Il contrasto non è solo tra maggioranza e opposizione, ma anche tra PD e M5S.
L’impressione che se ne trae è che se non fosse per i sondaggi e la paura che questi partiti hanno delle elezioni, il governo si sarebbe già sfaldato.
Le cause sono infinite e certamente non saranno risolte a breve.
Al di là dell’ovvia strumentalizzazione politica che ciascuna parte fa di ogni argomento con finalità puramente elettoralistiche in vista delle prossime tornate regionali, per quanto riguarda il MES il problema sta nella inevitabile ricaduta che il “Meccanismo Europeo di Stabilità” avrà sull’economia interna in generale, e sulle tasche e i diritti degli italiani in particolare.
Molti sono i nodi che vengono al pettine; e non solo in Italia.
Il MES, noto anche come “fondo salva stati”, fonda sull’esigenza di garantire un equilibrio finanziario armonico tra i paesi UE. A tal fine obbliga ogni stato che ne fa parte a rientrare in precisi coefficienti e inderogabili parametri. In tal modo però l’UE condiziona l’economia interna a ciascuno stato. E in tal modo incide sul portafoglio e sui diritti dei cittadini europei in modo differenziato, creando grandi disparità tra loro.
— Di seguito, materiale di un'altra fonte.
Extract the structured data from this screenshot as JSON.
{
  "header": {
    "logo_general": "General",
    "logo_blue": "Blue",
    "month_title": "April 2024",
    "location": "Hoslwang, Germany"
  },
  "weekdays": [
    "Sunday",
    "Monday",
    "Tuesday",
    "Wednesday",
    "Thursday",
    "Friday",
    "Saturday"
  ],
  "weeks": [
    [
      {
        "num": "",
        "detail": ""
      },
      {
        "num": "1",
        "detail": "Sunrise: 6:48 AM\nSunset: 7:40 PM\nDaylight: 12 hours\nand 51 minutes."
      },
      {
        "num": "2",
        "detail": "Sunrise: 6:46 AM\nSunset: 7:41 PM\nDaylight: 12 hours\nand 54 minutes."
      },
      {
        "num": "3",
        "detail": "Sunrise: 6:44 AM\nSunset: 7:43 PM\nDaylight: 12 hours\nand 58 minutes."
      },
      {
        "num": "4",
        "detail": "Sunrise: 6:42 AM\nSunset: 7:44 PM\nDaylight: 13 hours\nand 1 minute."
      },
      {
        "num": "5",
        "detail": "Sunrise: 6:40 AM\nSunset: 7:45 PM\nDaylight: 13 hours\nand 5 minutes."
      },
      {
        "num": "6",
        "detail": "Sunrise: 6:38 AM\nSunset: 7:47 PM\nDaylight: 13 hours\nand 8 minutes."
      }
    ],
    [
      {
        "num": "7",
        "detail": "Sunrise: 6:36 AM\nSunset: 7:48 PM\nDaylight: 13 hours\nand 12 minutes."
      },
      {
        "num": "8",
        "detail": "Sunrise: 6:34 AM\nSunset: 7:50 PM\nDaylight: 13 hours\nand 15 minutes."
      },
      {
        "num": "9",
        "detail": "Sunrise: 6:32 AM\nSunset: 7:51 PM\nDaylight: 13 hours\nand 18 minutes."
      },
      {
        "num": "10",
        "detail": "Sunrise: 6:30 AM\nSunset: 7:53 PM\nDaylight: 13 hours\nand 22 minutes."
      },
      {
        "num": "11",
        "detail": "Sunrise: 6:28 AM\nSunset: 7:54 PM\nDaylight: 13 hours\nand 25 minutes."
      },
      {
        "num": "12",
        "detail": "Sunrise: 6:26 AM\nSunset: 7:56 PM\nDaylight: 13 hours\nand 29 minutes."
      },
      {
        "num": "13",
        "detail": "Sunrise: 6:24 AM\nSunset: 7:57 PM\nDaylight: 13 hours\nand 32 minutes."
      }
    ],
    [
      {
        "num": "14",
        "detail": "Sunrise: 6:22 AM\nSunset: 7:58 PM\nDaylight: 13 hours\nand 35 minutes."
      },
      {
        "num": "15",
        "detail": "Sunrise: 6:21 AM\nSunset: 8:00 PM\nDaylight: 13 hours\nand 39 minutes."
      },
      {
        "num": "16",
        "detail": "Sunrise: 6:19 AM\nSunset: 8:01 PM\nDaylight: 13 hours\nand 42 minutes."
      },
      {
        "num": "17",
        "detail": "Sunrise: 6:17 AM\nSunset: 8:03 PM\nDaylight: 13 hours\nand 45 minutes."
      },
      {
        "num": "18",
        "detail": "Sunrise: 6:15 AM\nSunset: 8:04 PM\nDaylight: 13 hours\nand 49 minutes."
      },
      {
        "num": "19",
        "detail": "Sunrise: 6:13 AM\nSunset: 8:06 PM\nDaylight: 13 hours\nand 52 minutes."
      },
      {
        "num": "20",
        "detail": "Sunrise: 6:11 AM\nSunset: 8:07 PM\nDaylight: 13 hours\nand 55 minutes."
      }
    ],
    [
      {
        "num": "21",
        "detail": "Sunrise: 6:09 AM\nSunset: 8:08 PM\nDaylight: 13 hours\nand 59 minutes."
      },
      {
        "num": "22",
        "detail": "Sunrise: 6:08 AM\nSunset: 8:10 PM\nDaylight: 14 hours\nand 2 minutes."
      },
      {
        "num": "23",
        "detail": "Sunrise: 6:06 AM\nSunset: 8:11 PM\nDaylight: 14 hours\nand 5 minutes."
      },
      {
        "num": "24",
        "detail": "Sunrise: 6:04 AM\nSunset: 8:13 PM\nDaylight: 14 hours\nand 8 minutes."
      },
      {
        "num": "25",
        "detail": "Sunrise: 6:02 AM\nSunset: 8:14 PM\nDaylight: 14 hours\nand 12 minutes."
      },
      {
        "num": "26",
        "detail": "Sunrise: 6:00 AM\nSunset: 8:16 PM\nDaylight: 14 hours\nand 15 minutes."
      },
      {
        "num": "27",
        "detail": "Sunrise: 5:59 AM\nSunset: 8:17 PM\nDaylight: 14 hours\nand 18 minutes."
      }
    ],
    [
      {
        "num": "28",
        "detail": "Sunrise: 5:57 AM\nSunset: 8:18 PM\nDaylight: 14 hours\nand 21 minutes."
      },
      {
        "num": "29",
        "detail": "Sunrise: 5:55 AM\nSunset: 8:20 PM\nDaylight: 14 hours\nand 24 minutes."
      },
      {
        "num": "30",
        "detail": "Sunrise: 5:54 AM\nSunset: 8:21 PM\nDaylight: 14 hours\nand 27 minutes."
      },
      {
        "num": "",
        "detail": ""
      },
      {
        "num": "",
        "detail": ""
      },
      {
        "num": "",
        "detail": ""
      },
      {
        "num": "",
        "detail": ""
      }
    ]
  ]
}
È così che molti cittadini hanno iniziato a porsi domande quali: Cos’è l’Unione Europea? Conviene? È un’“unione” o una “costrizione”? È un’unione di stati, una moneta valutaria o un mercato comune? Gli
stati che ne fanno parte cosa contano e che ruolo hanno? E cosa contano i loro cittadini?
Ho già detto più volte che a mio avviso in futuro il mondo dovrà inevitabilmente pervenire ad una forma di localismo, confederalismo e globalismo resi armonici tra loro.
Eppure l’attuale tendenza dei singoli stati e l’assetto europeo non vanno in questa direzione.
L’UE riunisce oggi in un contesto disarmonico stati tra loro diversi per risorse, capacità, fiscalità, previdenza, assistenza, ecc… . Tutti, da un lato, sono tenuti a rispettare regole economiche e finanziarie comuni, dall’altro tentano di soddisfare le pur legittime esigenze interne, sfruttando le rispettive differenze in modo competitivo, e inevitabilmente aggressivo; comportamenti sostanzialmente contrari all’idea di una “unione” condivisa, che vengono avvertiti come egoistici dagli altri stati; e dai loro cittadini.
Può una “unione” essere solo economica, o addirittura tendere solo ad una uniformità di bilancio?
È possibile che l’UE si debba occupare solo residualmente e indirettamente dei diritti dei cittadini?
Le leggi del mercato c.d. libero sono in grado di eliminare da sole, seppure gradualmente, le diversità tra i singoli stati che ne fanno parte? Ed è realmente questo ciò che si prefiggono i singoli stati europei?
Domande che attendono una risposta; problemi che devono essere affrontati.
Diversamente, il rischio è che l’Unione si sfaldi; e quanto accaduto in Inghilterra non può non farci pensare.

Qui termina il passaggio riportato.